- IATA: none; ICAO: none; FAA LID: I44;

Summary
- Airport type: Public
- Owner: Gary Ridell
- Serves: Dayton, Ohio
- Location: Trotwood / New Lebanon
- Elevation AMSL: 925 ft (282 m)
- Coordinates: 39°45′57″N 084°20′36″W﻿ / ﻿39.76583°N 84.34333°W

Map
- I44 Location of airport in OhioI44I44 (the United States)

Runways
| Direction | Length |  | Surface |
| ft | m |
| 4/22 | 2,900 | 884 | Asphalt |

Statistics (2007)
- Aircraft operations: 1,853
- Based aircraft: 27
- Source: Federal Aviation Administration

= Dahio Trotwood Airport =

Dahio Trotwood Airport , also known as Dayton-New Lebanon Airport, is a public-use airport located 7 mi west of the central business district of Dayton, in Montgomery County, Ohio, United States. It is privately owned by Gary Ridell. The airport is situated between Trotwood to the northeast and New Lebanon to the southwest.

== History ==
Dahio Airport was founded by Eejay Lauterbach, who purchased the 125 acre Glen Murr farm. (Note: The airport's name was a contraction of Dayton, Ohio.) Construction on the field had begun by mid May 1941. By early December, a 6,000 sqft hangar had been built. By mid May 1946, this had been expanded to 135 acre and three hangars.

It was announced in October 1947 that Skyways, Inc. would take over operation of the airport.

By late October 1957, the airport was being used as a dragstrip.

In early March 1961, the airport operator was sued for improper maintenance that caused a crash.
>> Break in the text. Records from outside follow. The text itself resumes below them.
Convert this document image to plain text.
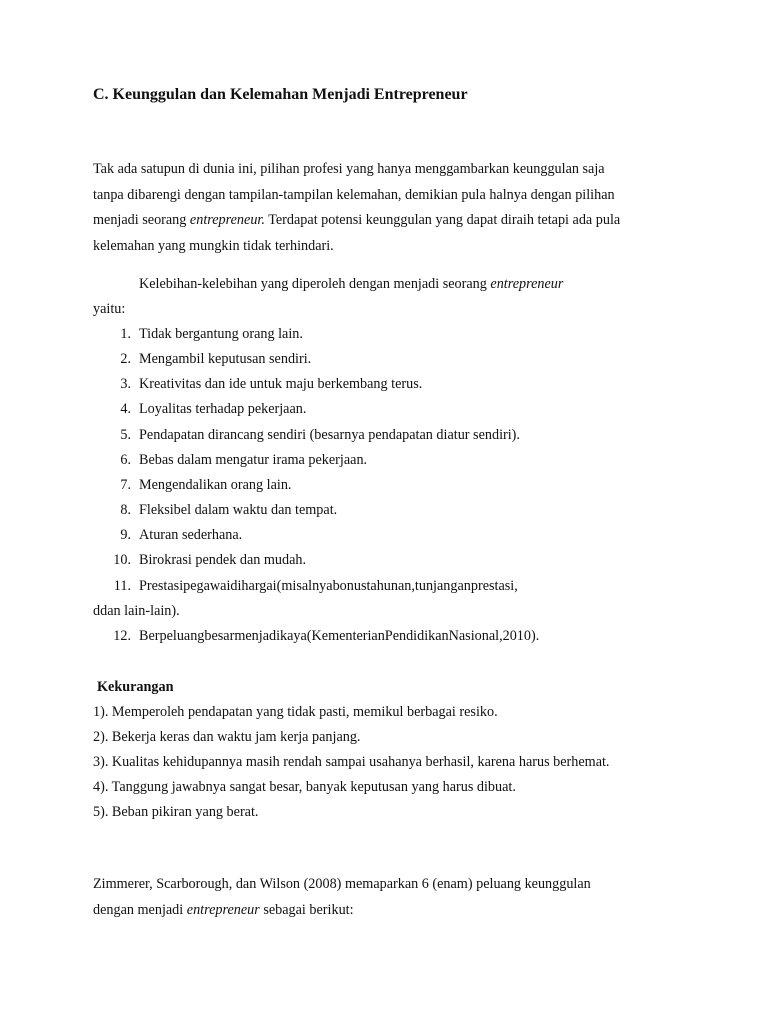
C. Keunggulan dan Kelemahan Menjadi Entrepreneur

Tak ada satupun di dunia ini, pilihan profesi yang hanya menggambarkan keunggulan saja
tanpa dibarengi dengan tampilan-tampilan kelemahan, demikian pula halnya dengan pilihan
menjadi seorang entrepreneur. Terdapat potensi keunggulan yang dapat diraih tetapi ada pula
kelemahan yang mungkin tidak terhindari.

Kelebihan-kelebihan yang diperoleh dengan menjadi seorang entrepreneur

yaitu:

1. Tidak bergantung orang lain.
2. Mengambil keputusan sendiri.
3. Kreativitas dan ide untuk maju berkembang terus.
4. Loyalitas terhadap pekerjaan.
5. Pendapatan dirancang sendiri (besarnya pendapatan diatur sendiri).
6. Bebas dalam mengatur irama pekerjaan.
7. Mengendalikan orang lain.
8. Fleksibel dalam waktu dan tempat.
9. Aturan sederhana.
10. Birokrasi pendek dan mudah.
11. Prestasipegawaidihargai(misalnyabonustahunan,tunjanganprestasi,
ddan lain-lain).
12. Berpeluangbesarmenjadikaya(KementerianPendidikanNasional,2010).

Kekurangan

1). Memperoleh pendapatan yang tidak pasti, memikul berbagai resiko.
2). Bekerja keras dan waktu jam kerja panjang.
3). Kualitas kehidupannya masih rendah sampai usahanya berhasil, karena harus berhemat.
4). Tanggung jawabnya sangat besar, banyak keputusan yang harus dibuat.
5). Beban pikiran yang berat.

Zimmerer, Scarborough, dan Wilson (2008) memaparkan 6 (enam) peluang keunggulan
dengan menjadi entrepreneur sebagai berikut:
Following the start of a tenure of a new leaseholder the previous October, a repair station at the airport had been certified by late July 1966. Miller's Flying Service moved to Myers Airport in 1969.
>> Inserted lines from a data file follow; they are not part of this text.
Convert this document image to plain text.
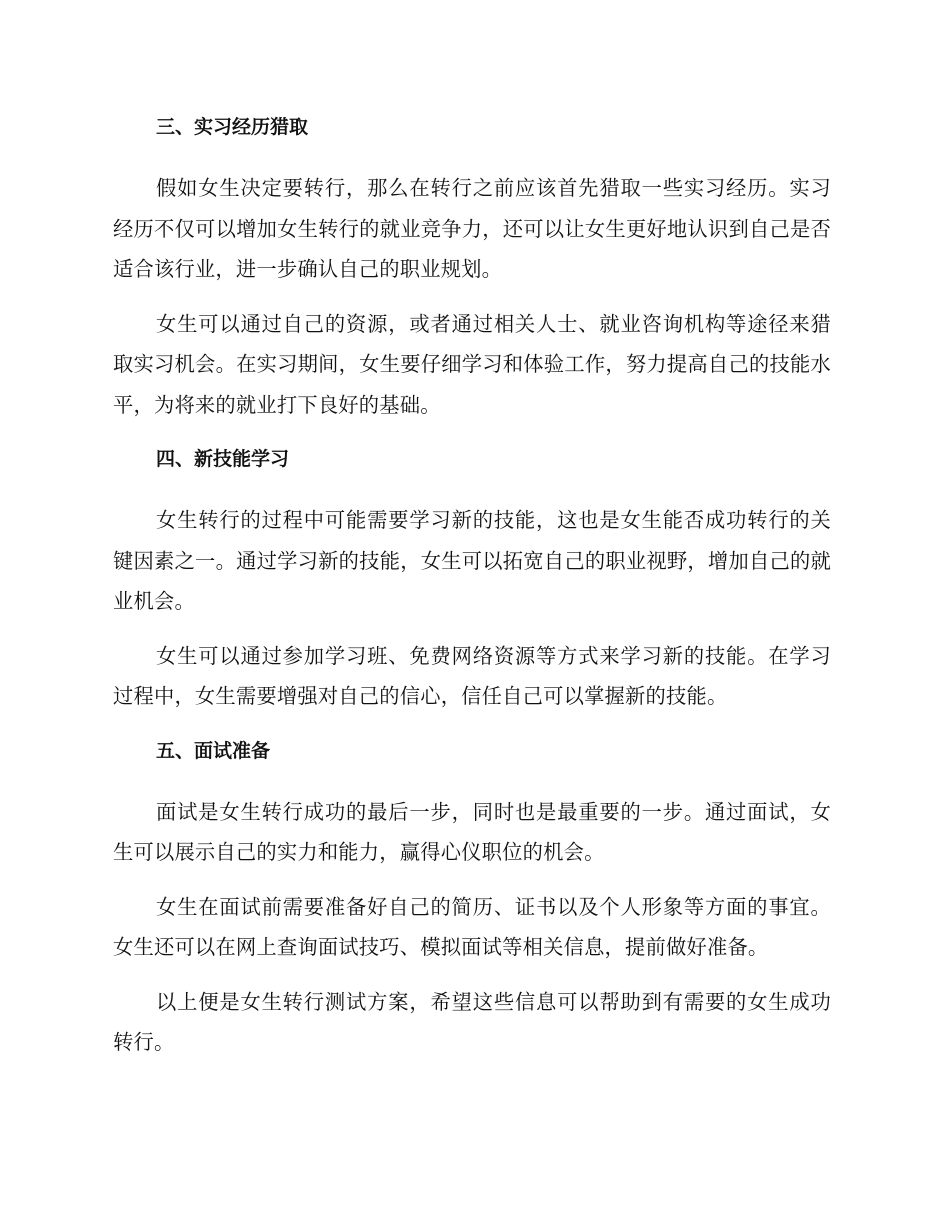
三、实习经历猎取

假如女生决定要转行，那么在转行之前应该首先猎取一些实习经历。实习经历不仅可以增加女生转行的就业竞争力，还可以让女生更好地认识到自己是否适合该行业，进一步确认自己的职业规划。

女生可以通过自己的资源，或者通过相关人士、就业咨询机构等途径来猎取实习机会。在实习期间，女生要仔细学习和体验工作，努力提高自己的技能水平，为将来的就业打下良好的基础。

四、新技能学习

女生转行的过程中可能需要学习新的技能，这也是女生能否成功转行的关键因素之一。通过学习新的技能，女生可以拓宽自己的职业视野，增加自己的就业机会。

女生可以通过参加学习班、免费网络资源等方式来学习新的技能。在学习过程中，女生需要增强对自己的信心，信任自己可以掌握新的技能。

五、面试准备

面试是女生转行成功的最后一步，同时也是最重要的一步。通过面试，女生可以展示自己的实力和能力，赢得心仪职位的机会。

女生在面试前需要准备好自己的简历、证书以及个人形象等方面的事宜。女生还可以在网上查询面试技巧、模拟面试等相关信息，提前做好准备。

以上便是女生转行测试方案，希望这些信息可以帮助到有需要的女生成功转行。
WING's traffic spotting airplane was based at the airport in November 1975.

The airport was leased to a new owner, renamed to Wright Aerodrome and given a new focus on hot-air balloons and ultralight aircraft in 1982. Following a subsequent purchase two years later, its name was changed again to Dayton-New Lebanon Airport.

In 2000, the airport was purchased by Gary Riddell, who developed a type of fuel pellet for use in power plants. He planned to build a proof-of-concept plant at the site to produce them while also maintaining its use as an airport. By mid June 2003, it was being known as Dahio Trotwood Airport. A Cessna Crane I, which belonged to the Wright Stuff Squadron of the Commemorative Air Force, was being restored at the airport in 2005. The Wright Brothers Airplane Company, a nonprofit aviation history group, considered basing itself at the airport in 2006.

== Facilities and aircraft ==
Dahio Trotwood Airport covers an area of 132 acre which contains one asphalt paved runway measuring 2,900 × 52 ft.

There is no fixed-base operator at the airport.

For the 12-month period ending May 29, 2007, the airport had 1,853 aircraft operations, an average of 5 per day, 100% which were general aviation. There are 27 aircraft based at this airport:
16 single-engine airplanes, 10 ultralights, and 1 multi-engine airplane.

== Accidents & incidents ==
- On 22 July 1954, a four passenger airplane crashed after taking off from the airport, injuring the pilot and a passenger.
- On 18 August 1957, a racecar crashed during a record attempt at the airport, killing the driver.
- On 1 November 1987, an ultralight crashed while taking off from the airport due to structural failure, critically injuring the pilot.